The popular anime site Crunchyroll has just been hacked.
The timing of the attack was unfortunate, as visitors who attempted to play Attack on Titan on the morning of November 4 were in for a rude shock.
The hackers had created and placed a fake page on the site, offering a malicious program named CrunchyViewer to site visitors.
Visitors were greeted with a pop-up suggestion that promoted the desktop streaming app CrunchyViewer, recommending viewers to download it.
However, the recommended app apparently contained malware.
If a visitor launched the file, a secret process would be set into operation and affect the visitor’s system.
However, the hack would not affect a mobile user, as the Crunchyroll team fixed the site quickly after discovering the deceptive CrunchyViewer program.
The purpose of the malware is not yet known. According to some analysts, it contained what is known as a keylogger virus.
Hack Caused by DNS Hijacking
According to Crunchyroll, the site was not subject to a hack per se, but there was a DNS hijacking where the hackers had been able to access the site’s Cloudflare accounts.
The hackers used this account for redirecting the traffic of the anime website to a different website under their control.
It was on this site that the pop up containing the CrunchyViewer program was visible to a visitor.
Crunchyroll Accounts Safe After Hack
Ellation is the parent company of Crunchyroll, and they explained that the hackers had hijacked the Cloudflare configuration that usually redirects visitors to Crunchyroll.
Therefore, whoever was behind the hack could steer the traffic to their rogue server that contained the malware.
The CrunchyViewer file directly targeted users of Windows PC systems.
The site owners immediately took down the website at 6 a.m., and they were able to bring back the right configuration for their Cloudflare services by about 9 a.m. before the service was fully restored by 9.30 a.m. The attack appears to have directly targeted the company’s Cloudflare account, rather than on Crunchyroll itself.
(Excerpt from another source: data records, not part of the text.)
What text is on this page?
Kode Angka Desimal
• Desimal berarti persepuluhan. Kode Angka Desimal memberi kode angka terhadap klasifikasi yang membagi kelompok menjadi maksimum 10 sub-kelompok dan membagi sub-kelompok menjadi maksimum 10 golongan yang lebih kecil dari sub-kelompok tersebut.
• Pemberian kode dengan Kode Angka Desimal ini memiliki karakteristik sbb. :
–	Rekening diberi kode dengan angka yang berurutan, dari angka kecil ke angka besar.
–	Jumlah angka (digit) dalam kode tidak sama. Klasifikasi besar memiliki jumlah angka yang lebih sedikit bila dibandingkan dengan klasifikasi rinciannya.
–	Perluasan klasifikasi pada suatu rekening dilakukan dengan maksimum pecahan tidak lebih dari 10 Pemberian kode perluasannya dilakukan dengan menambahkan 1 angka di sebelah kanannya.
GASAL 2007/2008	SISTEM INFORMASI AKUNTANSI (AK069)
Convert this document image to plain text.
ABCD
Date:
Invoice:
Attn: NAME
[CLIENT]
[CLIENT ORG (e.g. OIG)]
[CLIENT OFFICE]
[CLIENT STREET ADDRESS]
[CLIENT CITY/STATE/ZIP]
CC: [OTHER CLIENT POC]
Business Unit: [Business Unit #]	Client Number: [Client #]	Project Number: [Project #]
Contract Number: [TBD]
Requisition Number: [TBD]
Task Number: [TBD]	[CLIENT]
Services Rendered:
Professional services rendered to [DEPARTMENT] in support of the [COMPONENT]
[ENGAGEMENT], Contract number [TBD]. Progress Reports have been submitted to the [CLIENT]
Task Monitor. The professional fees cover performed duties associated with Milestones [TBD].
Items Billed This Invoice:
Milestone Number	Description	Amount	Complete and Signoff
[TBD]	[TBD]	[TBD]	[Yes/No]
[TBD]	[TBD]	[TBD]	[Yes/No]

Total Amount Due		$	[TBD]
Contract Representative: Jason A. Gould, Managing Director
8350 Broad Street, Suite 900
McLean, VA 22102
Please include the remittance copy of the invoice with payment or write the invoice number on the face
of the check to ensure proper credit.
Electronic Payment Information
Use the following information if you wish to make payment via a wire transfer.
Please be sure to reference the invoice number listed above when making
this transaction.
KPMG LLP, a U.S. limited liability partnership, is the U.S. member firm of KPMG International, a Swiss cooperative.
The site claims that their servers were not affected in any manner, stating users’ information was not at risk or compromised in any manner.
It was just an isolated hijacking episode and all accounts of users on Crunchyroll were safe.
The motivation of the hack on the anime site is not yet known.
However, it could possibly consist of a keylogger program for keeping tabs on users and their keyboards.
Those behind the hack would be able to get personal information about users, such as their online usernames, their passwords, and so on.
But regardless of the goal of the malware, it is important that you get it removed from your PC if you have downloaded it.
Steps to Take if You Were Affected by the Hack
Even if you have mistakenly downloaded the CrunchyViewer program containing the malware, you can follow the proper steps so that the virus does not affect your system.
Any user who feels that their computer has been attacked by the download can use Windows Defender or any other detection program for removing the malicious file.
You can also contact the customer support teams at Crunchyroll with your account to get help. Just execute the necessary instructions and CrunchyViewer should be gone from your system.
Now, however, the problem seems to have been sorted out.
The malware is no longer being spread through Crunchyroll.
The anime website is up and running again, so if you wish to catch up on the latest episodes of Dragon Ball Super, you can go about it without fear.